Compare nel nome di società giapponesi di grafica e in sistemi Internet
francesi, in gruppi di studio dell’Arizona e in istallazioni
d’arte di vari paesi. È dappertutto: simbolo di genialità, segno di
potere, preannuncio di distruzione. Moltissimi la conoscono, anche se assai
meno sono coloro che ne intendono correttamente il significato. La
formula è una conseguenza della Teoria della Relatività Speciale e sancisce
l’equivalenza tra massa ed energia. Ma cosa significa esattamente? Nel
xix secolo sorse un grande
dibattito tra i fisici, per cercare di capire quale fosse
la sorgente di energia del Sole. Le reazioni nucleari erano ancora
sconosciute e l’idea dominante era che l’elevata temperatura del
Sole (6000 gradi Kelvin alla sua superficie) fosse dovuta alla compressione del gas che lo compone a
causa della sua stessa gravità. Quando gonfiamo le ruote di una bicicletta
notiamo che la pompa si scalda; questo avviene perché parte del lavoro che
noi facciamo per comprimere l’aria si trasforma in calore (questo
effetto è dovuto alla prima legge della
termodinamica e si verifica anche nel caso ideale di una totale assenza di
attrito). Analogamente, si riteneva che gli strati esterni del Sole,
comprimendo con il loro peso gli strati più interni, ne innalzassero la
temperatura producendo la luminosità osservata. Questa luminosità fa perdere
energia al Sole che, per mantenere la propria temperatura, deve continuare a
contrarsi. Il Sole dunque morirebbe dopo essersi ridotto a dimensioni tali da
non poter subire ulteriori contrazioni. Il tempo di vita così calcolato
risultava essere di 60 milioni di anni. Questa conclusione era incompatibile
con i dati che i paleontologi e i geologi andavano accumulando. Sebbene
questi scienziati non fossero in grado di fare precise stime quantitative (la
radioattività non era stata ancora scoperta), risultava sempre più evidente che i tempi richiesti dalle teorie evolutive che si
andavano affermando – sia per gli esseri viventi, che per la crosta
terrestre – dovevano essere molto più lunghi della vita del Sole allora
stimata. La scoperta delle reazioni nucleari, avvenuta all’inizio dello
scorso secolo, risolse questo contrasto. I
protoni sono particelle cariche positivamente e tendono quindi a respingersi.
Tuttavia, se si trovano in un ambiente molto “affollato” (alta
densità) e sono dotati di un’alta velocità di agitazione termica (alta
temperatura) riescono a scontrarsi, rimanendo poi “attaccati”

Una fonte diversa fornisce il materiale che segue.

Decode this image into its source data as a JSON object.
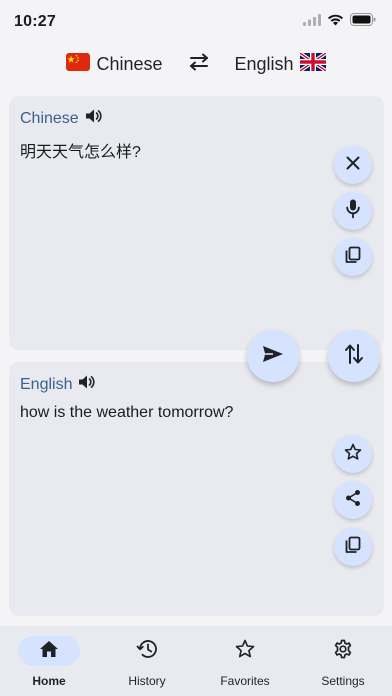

grazie alla forza nucleare attrattiva che agisce solo a distanze
dell’ordine di un nucleo atomico (≈ 10 -13 cm). Nel
centro del Sole, effettivamente, le condizioni sono tali da permettere le
reazioni nucleari e coppie di protoni e di neutroni si legano per formare
nuclei di elio, ciascuno costituito, appunto, da due protoni e due neutroni.

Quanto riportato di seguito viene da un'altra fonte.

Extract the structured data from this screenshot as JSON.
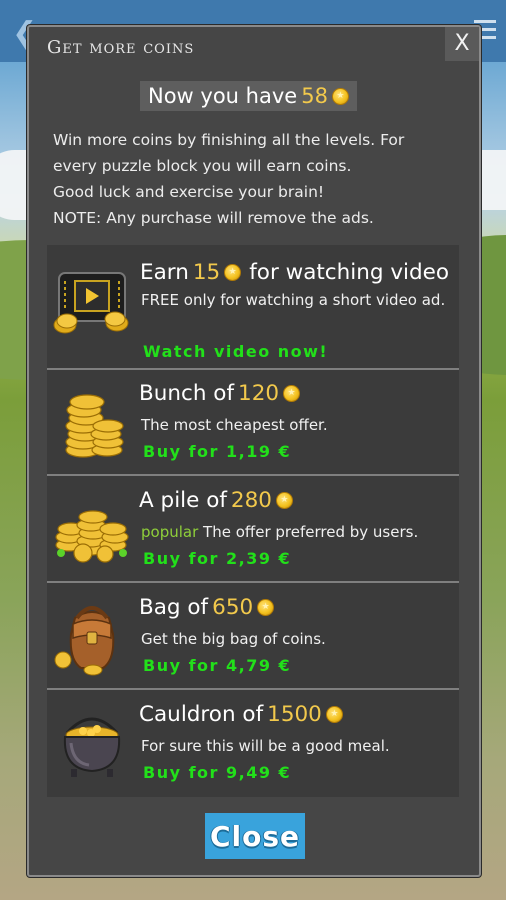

Il nucleo di elio, tuttavia, risulta più leggero della somma dei suoi quattro
componenti. La massa mancante m si
è trasformata in energia E che
giunge fino a noi sotto forma di onde elettromagnetiche. Dato l’alto
valore della velocità della luce c (≈ 300.000 km/s), tramite
la formula E=mc2, una piccola massa è in grado di produrre una
notevole quantità di energia. Di conseguenza, il Sole risulta in grado di
brillare con la sua attuale luminosità per circa10 miliardi di anni, un lasso
di tempo ampiamente sufficiente a permettere l’evoluzione sulla Terra. Sfortunatamente,
la formula di Einstein non è servita solo a
comprendere il meccanismo di funzionamento del Sole, ma ha anche permesso la
costruzione delle bombe atomiche. Le bombe sganciate sul Giappone avevano una
potenza enorme, pari 10-20.000 tonnellate di tritolo (kiloton). Le bombe più
recenti producono un’energia mille volte maggiore.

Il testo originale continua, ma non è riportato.